According to the results in Table 8, it can be analyzed that the network with an improved pyramid segmentation attention module added to the ResNet bottleneck structure alone has a certain degree of improvement in accuracy, precision, recall, and Macro_f1 compared to the baseline model ResNet. This is because the attention mechanism can better extract image features, thereby improving the performance of classification tasks. When using the inverted residual structure alone in the last three layers of the network, the four indicators of Accuracy, Precision, Recall, and Macro_f1 also show slight performance improvements. This is because the inverted residual structure can avoid potential information loss during dimensionality reduction and improve the network’s feature expression ability. In order to combine the advantages of both, this study simultaneously used an improved pyramid segmentation attention module and an inverted residual structure, and integrated attention blocks into the inverted residual structure. This design realizes the extraction of multi-scale features in high-dimensional space, which will better leverage the advantages of the inverse residual structure and improve the performance of skin disease classification algorithms. Table 6 shows that the model proposed in this study has achieved improvements in all indicators, and each modification is beneficial for improving the performance of skin disease classification tasks.

Conclusion

This study proposes a skin disease classification model based on multi-scale channel attention. The network architecture of the model consists of three main parts: an input module, four processing blocks, and an output module. Firstly, the model has improved the pyramid segmentation attention module to extract multi-scale features of the image fully; Secondly, the reverse residual structure is used to replace the residual structure in the backbone network, and the attention module is integrated into the reverse residual structure to achieve better multi-scale feature extraction. Finally, the output module consists of an adaptive average pool and a fully connected layer, which convert the aggregated global features into several categories to generate the final output for the classification task. In order to verify the performance of the proposed model, this study used two commonly used skin disease datasets, ISIC2019 and HAM10000, for validation. The experimental results showed that the accuracy of this study was 77.6\(\%\) on the ISIC2019 skin disease series dataset and 88.2\(\%\) on the HAM10000 skin disease dataset.

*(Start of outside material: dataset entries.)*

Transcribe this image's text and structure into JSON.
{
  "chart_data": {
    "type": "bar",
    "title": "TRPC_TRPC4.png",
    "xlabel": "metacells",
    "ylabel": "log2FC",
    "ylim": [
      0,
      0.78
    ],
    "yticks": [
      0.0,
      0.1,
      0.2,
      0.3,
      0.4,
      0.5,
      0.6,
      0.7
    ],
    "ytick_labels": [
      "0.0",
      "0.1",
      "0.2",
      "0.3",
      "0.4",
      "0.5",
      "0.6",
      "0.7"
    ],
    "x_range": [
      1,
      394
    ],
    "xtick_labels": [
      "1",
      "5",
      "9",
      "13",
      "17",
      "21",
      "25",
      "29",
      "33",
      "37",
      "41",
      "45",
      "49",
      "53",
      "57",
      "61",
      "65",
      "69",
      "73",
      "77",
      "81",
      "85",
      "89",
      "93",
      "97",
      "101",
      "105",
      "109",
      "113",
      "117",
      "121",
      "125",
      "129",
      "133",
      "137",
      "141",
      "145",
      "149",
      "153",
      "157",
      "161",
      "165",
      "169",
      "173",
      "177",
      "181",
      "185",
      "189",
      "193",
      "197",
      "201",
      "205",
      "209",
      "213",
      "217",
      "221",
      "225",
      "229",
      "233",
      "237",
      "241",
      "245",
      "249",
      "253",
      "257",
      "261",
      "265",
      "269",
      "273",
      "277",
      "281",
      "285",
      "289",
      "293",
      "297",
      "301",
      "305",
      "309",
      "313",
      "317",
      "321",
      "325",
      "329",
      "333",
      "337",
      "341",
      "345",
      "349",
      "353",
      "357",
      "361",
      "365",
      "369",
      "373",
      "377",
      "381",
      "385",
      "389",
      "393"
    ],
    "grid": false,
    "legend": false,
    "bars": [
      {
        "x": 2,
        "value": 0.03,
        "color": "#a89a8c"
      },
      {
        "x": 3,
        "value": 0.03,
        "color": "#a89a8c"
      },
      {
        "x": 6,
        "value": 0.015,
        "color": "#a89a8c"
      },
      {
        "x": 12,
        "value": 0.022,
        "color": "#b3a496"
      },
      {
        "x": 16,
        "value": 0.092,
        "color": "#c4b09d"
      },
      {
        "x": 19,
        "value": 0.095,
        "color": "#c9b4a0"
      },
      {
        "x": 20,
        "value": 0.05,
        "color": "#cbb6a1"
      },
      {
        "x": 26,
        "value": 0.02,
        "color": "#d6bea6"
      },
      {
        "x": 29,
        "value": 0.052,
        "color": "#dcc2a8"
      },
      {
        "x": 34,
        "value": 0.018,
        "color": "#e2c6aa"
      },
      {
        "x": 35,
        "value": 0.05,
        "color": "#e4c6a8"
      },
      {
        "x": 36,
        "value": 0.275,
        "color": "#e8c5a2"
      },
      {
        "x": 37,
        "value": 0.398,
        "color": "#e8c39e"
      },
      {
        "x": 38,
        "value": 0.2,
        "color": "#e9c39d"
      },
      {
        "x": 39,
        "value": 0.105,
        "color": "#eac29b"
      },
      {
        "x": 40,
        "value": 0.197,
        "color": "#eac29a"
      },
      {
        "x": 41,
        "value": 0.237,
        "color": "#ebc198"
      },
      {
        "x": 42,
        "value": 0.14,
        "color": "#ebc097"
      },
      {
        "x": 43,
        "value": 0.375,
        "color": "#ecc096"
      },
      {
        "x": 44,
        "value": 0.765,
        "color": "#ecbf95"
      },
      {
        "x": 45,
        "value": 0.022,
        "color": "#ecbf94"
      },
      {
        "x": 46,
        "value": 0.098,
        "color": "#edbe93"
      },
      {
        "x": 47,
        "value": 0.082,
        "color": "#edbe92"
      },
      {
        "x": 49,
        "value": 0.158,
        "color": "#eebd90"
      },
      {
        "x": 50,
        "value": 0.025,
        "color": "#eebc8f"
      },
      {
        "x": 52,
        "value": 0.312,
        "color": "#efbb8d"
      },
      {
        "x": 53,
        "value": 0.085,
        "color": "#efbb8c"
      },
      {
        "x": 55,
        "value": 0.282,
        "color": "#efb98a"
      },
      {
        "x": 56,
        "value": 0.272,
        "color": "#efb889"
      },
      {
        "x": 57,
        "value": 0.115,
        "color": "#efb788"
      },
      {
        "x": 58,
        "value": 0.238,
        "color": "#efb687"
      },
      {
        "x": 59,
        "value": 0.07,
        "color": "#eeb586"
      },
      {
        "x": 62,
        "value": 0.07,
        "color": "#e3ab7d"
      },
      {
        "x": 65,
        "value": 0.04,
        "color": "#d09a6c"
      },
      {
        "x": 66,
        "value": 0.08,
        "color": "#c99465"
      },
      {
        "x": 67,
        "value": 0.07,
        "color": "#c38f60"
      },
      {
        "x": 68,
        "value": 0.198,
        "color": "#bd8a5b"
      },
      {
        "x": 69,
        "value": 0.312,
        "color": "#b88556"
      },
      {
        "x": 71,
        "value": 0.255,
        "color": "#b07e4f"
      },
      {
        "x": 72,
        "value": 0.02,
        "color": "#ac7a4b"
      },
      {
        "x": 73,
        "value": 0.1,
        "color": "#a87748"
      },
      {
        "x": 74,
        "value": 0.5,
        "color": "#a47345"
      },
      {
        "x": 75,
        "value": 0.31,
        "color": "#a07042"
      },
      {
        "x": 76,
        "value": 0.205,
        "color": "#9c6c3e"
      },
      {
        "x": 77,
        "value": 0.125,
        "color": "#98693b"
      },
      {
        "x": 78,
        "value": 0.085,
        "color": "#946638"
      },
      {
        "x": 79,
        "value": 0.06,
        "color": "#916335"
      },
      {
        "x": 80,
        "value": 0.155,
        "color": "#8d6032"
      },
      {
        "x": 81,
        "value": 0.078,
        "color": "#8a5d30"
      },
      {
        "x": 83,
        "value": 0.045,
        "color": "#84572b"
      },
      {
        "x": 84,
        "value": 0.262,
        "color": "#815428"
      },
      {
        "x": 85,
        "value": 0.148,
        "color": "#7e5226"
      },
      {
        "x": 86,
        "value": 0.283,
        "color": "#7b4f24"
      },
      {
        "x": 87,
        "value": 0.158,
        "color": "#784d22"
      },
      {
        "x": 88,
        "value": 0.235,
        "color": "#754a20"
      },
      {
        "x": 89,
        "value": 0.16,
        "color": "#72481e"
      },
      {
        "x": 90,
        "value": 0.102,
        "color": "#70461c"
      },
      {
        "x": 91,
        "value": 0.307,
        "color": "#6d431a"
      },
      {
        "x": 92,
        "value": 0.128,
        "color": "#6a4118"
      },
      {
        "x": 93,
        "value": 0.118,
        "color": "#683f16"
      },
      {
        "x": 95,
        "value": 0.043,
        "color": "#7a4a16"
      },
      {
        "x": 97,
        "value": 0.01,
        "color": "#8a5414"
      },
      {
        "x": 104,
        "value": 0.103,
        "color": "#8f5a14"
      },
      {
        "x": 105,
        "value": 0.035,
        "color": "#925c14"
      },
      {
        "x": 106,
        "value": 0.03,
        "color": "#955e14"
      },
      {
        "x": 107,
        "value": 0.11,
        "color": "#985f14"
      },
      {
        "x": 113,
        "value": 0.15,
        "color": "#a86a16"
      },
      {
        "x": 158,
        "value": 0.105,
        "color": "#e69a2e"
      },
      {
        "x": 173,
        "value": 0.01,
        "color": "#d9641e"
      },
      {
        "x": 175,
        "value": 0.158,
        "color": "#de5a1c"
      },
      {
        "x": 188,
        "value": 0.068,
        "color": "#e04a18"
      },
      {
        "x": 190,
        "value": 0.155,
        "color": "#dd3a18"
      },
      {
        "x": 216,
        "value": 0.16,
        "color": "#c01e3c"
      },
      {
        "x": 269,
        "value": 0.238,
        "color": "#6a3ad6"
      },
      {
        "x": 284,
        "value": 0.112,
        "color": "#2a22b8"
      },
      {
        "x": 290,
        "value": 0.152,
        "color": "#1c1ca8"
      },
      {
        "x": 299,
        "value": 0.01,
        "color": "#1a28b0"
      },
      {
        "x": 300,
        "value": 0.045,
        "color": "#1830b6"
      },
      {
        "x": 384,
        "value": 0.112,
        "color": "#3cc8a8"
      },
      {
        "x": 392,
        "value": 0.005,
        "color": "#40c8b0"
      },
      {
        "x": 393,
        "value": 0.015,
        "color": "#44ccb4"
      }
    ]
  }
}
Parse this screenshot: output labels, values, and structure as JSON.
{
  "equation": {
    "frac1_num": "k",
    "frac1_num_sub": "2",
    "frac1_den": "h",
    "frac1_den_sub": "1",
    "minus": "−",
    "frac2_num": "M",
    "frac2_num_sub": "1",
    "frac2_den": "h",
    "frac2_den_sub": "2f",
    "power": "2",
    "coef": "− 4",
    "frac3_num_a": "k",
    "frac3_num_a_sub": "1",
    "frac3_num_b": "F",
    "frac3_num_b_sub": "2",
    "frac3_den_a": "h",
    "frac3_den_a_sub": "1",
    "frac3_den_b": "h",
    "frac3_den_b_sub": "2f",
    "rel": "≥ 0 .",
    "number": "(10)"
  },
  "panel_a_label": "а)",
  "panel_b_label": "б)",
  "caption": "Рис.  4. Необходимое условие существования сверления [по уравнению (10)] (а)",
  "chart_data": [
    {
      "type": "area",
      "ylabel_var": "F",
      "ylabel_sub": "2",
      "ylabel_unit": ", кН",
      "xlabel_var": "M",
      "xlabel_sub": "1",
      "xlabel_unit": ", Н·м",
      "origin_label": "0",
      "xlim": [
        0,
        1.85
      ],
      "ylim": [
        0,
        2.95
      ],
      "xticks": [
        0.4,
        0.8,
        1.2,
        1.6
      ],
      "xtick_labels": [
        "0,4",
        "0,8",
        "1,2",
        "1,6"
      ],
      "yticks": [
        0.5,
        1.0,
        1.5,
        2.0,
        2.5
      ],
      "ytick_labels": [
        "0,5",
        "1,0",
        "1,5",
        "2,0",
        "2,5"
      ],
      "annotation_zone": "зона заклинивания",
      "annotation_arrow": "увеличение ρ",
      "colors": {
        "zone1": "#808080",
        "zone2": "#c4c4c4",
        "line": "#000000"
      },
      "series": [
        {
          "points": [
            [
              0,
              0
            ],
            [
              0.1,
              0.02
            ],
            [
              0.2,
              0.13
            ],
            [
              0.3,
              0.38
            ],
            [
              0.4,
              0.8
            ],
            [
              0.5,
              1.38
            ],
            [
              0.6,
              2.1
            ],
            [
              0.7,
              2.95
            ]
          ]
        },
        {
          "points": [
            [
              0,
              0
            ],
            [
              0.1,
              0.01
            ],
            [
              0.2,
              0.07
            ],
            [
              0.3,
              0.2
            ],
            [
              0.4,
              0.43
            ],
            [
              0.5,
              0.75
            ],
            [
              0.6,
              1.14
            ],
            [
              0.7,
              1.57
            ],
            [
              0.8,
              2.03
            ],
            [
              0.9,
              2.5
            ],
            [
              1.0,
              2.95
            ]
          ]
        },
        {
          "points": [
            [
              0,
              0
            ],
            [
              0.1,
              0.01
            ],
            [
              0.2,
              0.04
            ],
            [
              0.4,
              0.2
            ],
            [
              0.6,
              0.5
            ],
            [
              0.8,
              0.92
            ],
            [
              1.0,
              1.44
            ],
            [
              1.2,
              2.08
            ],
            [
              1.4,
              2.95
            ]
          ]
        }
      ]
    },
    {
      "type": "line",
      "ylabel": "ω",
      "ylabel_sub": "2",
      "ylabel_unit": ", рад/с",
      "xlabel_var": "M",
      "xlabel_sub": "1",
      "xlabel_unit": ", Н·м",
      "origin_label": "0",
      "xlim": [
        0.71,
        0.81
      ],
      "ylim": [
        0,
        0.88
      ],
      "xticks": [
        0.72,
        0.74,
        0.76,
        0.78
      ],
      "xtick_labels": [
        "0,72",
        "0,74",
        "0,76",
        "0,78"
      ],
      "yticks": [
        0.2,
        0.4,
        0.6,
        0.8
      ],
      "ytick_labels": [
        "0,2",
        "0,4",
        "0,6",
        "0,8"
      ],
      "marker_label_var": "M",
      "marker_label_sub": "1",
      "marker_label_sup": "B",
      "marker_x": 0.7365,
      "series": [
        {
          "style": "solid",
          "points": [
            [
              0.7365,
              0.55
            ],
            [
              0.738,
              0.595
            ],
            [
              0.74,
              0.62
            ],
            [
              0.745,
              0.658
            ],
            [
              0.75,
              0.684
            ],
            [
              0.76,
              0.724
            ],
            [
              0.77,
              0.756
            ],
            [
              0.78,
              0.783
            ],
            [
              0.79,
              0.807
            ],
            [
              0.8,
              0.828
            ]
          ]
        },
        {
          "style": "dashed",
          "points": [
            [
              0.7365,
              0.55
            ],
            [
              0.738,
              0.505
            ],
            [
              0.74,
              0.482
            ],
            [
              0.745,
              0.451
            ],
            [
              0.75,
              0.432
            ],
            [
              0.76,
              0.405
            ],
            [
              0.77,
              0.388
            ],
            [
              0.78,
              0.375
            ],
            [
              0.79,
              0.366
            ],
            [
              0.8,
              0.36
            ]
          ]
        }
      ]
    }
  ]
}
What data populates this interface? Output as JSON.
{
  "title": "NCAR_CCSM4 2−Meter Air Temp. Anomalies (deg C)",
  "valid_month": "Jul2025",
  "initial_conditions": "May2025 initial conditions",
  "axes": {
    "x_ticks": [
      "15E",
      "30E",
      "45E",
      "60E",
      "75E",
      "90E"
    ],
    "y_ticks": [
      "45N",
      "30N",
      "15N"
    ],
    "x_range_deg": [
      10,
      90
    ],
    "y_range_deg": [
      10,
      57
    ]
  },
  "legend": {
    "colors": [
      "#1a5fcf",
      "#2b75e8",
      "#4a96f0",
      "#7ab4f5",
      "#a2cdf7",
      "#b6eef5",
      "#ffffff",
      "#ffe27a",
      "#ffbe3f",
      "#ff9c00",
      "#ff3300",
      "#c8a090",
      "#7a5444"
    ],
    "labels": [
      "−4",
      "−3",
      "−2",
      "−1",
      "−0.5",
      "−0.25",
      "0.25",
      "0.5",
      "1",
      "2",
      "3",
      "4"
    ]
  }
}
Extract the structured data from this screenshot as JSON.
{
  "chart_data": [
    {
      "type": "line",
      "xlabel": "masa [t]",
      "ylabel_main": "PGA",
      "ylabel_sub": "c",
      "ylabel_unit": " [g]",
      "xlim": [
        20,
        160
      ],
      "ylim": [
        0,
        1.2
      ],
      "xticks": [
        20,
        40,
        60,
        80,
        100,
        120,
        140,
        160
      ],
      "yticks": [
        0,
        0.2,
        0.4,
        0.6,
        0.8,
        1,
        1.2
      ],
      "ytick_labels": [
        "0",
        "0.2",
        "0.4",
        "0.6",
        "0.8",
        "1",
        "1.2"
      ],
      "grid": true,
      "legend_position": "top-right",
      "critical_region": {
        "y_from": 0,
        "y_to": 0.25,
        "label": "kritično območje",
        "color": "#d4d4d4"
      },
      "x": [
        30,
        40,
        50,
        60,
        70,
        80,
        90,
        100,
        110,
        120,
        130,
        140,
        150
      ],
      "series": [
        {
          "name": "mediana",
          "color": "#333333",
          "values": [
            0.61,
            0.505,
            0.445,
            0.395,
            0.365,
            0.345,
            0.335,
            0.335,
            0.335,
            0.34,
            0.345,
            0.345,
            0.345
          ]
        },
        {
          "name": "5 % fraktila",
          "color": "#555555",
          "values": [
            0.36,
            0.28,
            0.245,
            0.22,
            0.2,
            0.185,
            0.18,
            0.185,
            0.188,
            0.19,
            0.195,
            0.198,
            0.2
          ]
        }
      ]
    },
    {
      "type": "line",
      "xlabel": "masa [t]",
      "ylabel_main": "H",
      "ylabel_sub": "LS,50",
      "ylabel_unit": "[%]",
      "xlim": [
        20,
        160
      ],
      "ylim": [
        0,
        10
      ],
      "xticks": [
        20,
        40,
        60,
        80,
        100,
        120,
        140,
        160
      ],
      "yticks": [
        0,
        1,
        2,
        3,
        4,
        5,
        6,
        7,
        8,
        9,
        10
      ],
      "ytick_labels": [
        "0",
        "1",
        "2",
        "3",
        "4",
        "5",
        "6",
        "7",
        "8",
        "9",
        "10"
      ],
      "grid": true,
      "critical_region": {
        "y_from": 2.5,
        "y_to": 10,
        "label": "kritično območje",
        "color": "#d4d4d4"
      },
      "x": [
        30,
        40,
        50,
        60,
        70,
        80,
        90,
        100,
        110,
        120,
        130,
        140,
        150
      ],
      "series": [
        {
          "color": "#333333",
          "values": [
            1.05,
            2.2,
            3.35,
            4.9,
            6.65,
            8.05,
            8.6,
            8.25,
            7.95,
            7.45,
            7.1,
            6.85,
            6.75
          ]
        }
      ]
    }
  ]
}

The limitations of this work are as follows: (1) When extracting multi-scale features in high-dimensional space, the model cannot evaluate whether valuable feature responses have been extracted in each dimension, which may lead to sparsity issues; (2) Although we have reduced the parameter count through depthwise separable convolution to compensate for the increased parameter count caused by this design, the overall parameter count of the model is still relatively large; (3) Due to the lack of a dermatoscopy storage system in the local hospital, there are certain difficulties in collecting real hospital datasets. In the future, classification models based on multi-kernel residual modules and multi-focus attention mechanisms will be designed and trained on multiple universal datasets, and efforts will be made to validate them in real clinical data, providing clinical support for multi-type classification of skin diseases.